Stave offered the lad a cigarette. A few more questions and he had got the basic facts. His name was Karl Trotzauer, 19, resident in St Pauli district, unemployed and caught on the black market with a bottle of schnapps and an oil painting of a farmhouse in a gold-painted frame. But you didn’t beat people up for being in possession of a bottle of schnapps and a piece of kitsch. Apparently Maschke had also asked where he had been on the night of the twentieth of January. And Trotzauer, with no idea what he was on about, had told him he had been over at his aunt’s house in Eimsbuttel and had then come home via Lappenbergs Allee.
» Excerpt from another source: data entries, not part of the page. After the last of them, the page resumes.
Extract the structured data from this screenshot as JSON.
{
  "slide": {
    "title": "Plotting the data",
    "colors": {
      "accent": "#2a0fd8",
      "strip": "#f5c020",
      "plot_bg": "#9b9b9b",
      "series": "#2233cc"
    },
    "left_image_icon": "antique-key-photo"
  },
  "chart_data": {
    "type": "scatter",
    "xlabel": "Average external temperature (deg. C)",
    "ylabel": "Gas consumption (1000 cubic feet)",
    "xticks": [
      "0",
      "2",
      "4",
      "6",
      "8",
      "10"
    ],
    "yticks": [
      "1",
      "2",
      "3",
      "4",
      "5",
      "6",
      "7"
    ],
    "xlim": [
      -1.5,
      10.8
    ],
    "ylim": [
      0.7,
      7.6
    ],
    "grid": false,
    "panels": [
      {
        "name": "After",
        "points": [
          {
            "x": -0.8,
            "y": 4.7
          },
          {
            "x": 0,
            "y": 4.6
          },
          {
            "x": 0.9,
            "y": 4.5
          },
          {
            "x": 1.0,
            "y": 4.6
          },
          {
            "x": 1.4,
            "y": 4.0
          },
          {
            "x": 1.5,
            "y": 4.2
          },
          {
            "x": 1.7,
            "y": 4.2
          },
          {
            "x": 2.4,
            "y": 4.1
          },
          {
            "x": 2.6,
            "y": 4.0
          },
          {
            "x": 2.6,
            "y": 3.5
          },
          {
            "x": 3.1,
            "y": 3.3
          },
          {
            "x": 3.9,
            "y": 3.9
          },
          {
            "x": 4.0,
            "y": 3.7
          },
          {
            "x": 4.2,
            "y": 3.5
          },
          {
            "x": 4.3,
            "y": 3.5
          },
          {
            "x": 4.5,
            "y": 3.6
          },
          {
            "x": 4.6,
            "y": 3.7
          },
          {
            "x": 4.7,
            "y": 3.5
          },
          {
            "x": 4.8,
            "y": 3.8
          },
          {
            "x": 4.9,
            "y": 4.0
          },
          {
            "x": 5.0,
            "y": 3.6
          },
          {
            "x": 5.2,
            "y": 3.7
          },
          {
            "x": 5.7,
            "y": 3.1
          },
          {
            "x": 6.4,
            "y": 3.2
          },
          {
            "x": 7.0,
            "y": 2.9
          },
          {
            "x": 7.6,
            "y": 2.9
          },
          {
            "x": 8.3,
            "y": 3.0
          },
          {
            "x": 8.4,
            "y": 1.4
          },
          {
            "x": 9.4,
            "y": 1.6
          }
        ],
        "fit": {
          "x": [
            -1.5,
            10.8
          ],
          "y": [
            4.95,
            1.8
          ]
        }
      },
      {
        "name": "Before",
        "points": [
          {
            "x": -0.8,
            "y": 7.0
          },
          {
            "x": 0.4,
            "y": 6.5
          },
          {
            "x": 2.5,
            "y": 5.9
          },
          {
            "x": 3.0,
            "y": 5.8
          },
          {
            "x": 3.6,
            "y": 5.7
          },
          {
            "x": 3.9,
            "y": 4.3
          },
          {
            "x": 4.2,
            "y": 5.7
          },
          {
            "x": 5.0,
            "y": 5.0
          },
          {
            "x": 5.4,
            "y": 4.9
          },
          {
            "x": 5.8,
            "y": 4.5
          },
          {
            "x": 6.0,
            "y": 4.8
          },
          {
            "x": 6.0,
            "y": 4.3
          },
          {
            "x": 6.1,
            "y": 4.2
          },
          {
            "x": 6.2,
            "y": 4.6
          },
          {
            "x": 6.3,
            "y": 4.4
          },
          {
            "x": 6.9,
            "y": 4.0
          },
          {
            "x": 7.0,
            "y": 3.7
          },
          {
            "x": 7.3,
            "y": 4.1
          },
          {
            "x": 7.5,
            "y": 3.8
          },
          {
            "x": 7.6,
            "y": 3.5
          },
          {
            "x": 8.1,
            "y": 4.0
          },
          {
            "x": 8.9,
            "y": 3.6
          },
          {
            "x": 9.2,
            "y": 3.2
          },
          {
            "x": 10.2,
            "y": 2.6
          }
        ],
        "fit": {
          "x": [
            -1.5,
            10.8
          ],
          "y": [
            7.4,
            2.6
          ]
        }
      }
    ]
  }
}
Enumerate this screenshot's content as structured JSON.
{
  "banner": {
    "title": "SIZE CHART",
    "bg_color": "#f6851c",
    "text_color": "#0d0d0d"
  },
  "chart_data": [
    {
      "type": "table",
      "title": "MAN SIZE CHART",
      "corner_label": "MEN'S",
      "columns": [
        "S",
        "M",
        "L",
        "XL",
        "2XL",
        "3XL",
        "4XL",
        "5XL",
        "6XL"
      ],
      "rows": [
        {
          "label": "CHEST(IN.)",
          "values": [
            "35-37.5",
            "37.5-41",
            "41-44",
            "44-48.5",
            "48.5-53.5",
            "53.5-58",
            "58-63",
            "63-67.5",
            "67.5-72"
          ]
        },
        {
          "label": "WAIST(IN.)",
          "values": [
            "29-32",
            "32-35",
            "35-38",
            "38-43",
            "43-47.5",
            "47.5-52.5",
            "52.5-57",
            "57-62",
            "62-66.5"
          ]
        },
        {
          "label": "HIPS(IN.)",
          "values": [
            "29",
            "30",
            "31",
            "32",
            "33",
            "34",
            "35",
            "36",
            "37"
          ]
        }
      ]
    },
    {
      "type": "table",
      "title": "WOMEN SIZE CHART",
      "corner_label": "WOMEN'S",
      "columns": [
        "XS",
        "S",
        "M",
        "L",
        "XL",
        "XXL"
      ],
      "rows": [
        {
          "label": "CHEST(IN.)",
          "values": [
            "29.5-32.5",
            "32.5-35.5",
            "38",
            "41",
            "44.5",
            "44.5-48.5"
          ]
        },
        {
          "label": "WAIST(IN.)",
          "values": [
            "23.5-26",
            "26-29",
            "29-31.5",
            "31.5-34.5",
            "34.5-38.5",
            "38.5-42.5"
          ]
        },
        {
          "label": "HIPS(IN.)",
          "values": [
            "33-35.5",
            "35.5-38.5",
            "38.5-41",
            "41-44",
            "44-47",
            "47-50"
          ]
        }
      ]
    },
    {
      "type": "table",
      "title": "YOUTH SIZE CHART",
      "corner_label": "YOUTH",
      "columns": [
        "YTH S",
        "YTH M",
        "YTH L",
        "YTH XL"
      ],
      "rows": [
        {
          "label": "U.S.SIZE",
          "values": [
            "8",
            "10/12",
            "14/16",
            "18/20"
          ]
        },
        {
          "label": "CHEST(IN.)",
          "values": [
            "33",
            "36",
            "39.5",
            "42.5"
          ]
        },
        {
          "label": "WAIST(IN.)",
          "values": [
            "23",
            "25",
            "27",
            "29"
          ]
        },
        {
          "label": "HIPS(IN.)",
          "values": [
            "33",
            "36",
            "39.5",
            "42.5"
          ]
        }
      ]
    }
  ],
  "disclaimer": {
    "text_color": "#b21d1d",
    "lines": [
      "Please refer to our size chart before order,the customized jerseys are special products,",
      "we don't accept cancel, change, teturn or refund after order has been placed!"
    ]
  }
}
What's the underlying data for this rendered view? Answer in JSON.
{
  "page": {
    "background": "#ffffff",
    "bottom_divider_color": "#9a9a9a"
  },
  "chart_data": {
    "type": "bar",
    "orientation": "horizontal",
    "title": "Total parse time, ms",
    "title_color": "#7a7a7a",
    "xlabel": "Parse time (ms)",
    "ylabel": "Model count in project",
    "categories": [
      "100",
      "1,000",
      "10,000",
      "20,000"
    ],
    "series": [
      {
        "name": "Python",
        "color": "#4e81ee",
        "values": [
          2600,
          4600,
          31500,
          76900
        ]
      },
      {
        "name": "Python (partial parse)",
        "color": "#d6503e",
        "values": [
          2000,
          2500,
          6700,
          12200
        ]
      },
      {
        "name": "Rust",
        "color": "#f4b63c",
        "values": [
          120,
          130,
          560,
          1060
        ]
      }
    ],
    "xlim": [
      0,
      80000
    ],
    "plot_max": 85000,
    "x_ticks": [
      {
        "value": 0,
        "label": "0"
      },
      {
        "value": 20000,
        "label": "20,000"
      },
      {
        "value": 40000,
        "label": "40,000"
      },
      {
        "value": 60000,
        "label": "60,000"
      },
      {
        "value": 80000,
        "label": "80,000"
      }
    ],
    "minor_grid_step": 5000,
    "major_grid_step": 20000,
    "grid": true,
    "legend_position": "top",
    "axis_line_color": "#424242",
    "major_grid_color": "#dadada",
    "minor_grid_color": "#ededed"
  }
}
‘That’s when he started hitting me,’ he said, pointing to his swollen eye. ‘No warning, no shouting, just laying into me with his fists and kicking me. I thought I was going to die.’
‘Then what happened?’
‘When I came to my senses he asked me how I had killed the old man.’
‘The old man?’
‘I had no idea what he was talking about. It was only after he had beaten me some more that I realised he was on about a murder victim. Gradually it dawned on me that he wanted me to confess to killing some old man.’
‘And did you?’
Trotzauer glowered at him. ‘It hurt like hell but I’m not stupid. Obviously I didn’t confess because there was nothing to confess to. I didn’t kill any old man. I told Maschke that, again and again. In between his blows. Eventually he let me go, promising that he would get me in the end.’
‘Off you go,’ Stave said.
On the long way back the chief inspector had plenty of time to reflect. On one occasion he had to stop to show his CID pass to a British patrol. Other than that, he saw nobody. It was as if Hamburg was deserted, the streets ruined and ripped apart, the shops stripped bare, the bombed-out railway stations all abandoned by the inhabitants, all of them gone somewhere else to build a new and better city.
Had Maschke been in the Gestapo? He was supposed to be relatively fresh out of police training college, so he couldn’t have been there since before 1945. Nor could Stave imagine his big, gawky, chain-smoking colleague who still lived with his mother getting up at five in the morning to kick down the door of some Jew or other.
But even if Maschke had been in the Gestapo: why would he want to beat up some low-life black marketeer? Over-enthusiasm? Just because somebody had been in the area around the supposed time of the murder was no reason to beat him up. Why would Maschke want to make a suspect of a 19-year-old on practically no evidence? Why would he want to beat a confession out of him when he almost certainly had nothing to do with the real murderer?